Ogólnie jest to charakterny ale, niekoniecznie do walenia jeden za drugim.
Piana bardzo ładna, oblepia szkoło, aż do ostatniego łyka. Piwo nie jest tak gęste jak się spodziewałem na początku. Bardzo klarowne.
Pszenżyto jako źródło słodu podstawowego na pewno kariery nie zrobi, ale jako słody specjalne, karmelowe, może dać ciekawe efekty. Tych karmelowych jeszcze trochę mam i chętnie się podzielę.
#135 Kentucky Common
Jakiś czas nie warzyłem, więc powoli robią się pustki w skrzynkach. Mam sekretny plan trochę teraz nadgonić, oby się udał. Jako pierwsze z letniej serii znane już mi Kentucky Common, które jest już pijalne po 7 dniach w butelce.

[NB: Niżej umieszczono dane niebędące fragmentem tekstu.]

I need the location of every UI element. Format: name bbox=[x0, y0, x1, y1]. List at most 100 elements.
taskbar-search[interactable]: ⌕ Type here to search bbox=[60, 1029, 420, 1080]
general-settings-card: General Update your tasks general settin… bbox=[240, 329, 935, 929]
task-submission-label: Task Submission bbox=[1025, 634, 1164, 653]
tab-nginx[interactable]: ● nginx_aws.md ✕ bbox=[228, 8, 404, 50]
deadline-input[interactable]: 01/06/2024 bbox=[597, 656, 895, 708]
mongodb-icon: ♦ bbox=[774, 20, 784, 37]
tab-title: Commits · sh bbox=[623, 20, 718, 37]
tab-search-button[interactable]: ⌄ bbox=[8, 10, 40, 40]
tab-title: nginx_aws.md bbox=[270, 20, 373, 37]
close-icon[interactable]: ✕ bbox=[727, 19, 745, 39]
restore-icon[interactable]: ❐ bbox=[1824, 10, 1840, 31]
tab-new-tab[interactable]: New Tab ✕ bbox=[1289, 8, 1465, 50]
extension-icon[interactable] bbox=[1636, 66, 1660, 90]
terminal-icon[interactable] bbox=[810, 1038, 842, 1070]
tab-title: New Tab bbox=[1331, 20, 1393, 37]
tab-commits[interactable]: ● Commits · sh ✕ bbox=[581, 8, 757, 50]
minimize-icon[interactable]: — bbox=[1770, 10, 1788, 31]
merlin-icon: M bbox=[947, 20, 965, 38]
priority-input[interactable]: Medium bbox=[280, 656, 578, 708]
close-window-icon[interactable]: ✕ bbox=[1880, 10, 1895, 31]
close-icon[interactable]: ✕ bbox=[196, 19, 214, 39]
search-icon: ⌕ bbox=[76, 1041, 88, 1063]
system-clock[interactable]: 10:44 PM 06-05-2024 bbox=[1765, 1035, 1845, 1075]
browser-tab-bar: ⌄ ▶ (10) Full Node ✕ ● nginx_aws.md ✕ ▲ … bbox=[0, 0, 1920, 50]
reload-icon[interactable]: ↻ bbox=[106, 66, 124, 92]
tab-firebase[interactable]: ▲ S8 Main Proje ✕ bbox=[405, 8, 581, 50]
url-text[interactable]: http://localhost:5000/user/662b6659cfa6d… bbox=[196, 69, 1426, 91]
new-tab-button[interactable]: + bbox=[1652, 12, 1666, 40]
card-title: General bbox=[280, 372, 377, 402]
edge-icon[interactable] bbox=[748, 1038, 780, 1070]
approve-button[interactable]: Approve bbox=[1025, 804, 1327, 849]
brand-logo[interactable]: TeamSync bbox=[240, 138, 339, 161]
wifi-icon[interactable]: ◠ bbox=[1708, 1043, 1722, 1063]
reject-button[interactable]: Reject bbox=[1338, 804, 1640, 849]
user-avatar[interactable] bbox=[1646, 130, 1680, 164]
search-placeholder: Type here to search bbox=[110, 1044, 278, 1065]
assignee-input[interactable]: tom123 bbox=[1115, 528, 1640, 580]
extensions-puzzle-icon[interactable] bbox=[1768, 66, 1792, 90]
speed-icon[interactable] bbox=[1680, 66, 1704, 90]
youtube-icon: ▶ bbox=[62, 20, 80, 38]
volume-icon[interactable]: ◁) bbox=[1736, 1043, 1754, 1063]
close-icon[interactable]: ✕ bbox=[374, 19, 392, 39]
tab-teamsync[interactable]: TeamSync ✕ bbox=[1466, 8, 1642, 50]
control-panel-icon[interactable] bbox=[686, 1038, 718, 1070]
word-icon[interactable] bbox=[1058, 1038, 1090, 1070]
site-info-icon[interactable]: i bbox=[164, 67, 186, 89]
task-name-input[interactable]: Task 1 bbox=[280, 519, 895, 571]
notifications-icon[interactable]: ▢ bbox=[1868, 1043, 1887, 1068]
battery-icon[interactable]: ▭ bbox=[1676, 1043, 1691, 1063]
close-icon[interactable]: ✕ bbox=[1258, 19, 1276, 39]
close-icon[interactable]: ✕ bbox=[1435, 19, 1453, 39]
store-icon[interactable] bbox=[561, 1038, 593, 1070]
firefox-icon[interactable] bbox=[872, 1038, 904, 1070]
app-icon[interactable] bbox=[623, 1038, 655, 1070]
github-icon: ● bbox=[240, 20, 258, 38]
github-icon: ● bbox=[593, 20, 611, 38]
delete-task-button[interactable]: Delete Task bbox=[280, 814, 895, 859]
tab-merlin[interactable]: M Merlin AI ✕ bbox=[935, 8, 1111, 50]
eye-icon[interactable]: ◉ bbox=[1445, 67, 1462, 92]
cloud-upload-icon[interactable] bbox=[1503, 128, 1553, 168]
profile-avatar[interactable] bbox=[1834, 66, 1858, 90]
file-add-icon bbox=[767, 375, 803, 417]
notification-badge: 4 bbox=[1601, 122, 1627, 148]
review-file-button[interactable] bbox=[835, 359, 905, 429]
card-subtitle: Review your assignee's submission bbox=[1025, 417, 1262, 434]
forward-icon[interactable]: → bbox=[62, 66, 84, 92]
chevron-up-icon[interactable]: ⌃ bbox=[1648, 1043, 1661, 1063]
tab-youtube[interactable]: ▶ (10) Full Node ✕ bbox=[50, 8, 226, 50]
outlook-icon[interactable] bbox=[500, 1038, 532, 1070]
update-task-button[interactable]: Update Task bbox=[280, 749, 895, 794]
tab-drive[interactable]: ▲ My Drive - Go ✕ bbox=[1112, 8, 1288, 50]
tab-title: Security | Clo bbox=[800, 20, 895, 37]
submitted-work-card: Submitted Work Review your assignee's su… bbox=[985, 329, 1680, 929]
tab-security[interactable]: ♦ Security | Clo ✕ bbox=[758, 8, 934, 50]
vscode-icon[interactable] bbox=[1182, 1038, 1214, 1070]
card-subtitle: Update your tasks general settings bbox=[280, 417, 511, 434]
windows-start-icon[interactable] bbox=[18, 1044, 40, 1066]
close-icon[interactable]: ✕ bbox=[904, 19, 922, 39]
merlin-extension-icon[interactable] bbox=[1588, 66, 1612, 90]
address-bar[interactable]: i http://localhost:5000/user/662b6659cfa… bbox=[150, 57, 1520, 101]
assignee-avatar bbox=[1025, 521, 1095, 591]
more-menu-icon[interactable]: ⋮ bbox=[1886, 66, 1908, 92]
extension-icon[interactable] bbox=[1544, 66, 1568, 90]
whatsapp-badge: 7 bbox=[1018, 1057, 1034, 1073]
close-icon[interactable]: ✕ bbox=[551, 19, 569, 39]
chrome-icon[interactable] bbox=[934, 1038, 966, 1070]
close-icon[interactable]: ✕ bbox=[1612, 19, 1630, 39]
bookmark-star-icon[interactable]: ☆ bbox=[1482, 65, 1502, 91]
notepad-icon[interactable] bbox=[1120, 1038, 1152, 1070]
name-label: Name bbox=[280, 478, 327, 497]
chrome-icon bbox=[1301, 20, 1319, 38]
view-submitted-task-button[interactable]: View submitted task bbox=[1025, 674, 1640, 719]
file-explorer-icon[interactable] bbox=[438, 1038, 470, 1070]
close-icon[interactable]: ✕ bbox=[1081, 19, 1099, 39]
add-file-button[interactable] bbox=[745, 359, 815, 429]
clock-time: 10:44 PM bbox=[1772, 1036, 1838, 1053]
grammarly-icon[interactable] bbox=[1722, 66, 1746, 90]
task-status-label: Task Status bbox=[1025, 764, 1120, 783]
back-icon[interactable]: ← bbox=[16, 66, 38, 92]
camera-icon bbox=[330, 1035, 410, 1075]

Zasyp: 3kg pale ale, 1,6kg kaszka kukurydziana, 0,1kg karmelowy ciemny z pszenżyta (bo akurat taki mam), 0,16kg barwiący (dodany oddzielnie na koniec). Zacieranie w 13l wody w temp. 67*C. Podczas podgrzewania do 78*C dodałem słód barwiący. Filtracja z dodatkiem 13l wody szła jak marzenie.
Gotowanie: już podczas podgrzewania dodałem 20g chmielu Minstrel, 10g Minstrel na 15min, mech irlandzki na 10min, 10g Minstrel na 0min.
Wyszło 21l, 12 BLG. Zadałem podarowaną gęstwą US05 w temp. 20*C, fermentacja w 18*C.
Akurat mam surowce, gęstwę, dodatkowe wiadro, a i za oknem temperatura ztrochę łagodniejsza, więc jak nic warzyć, produkować % i mniej chodzić do sklepu.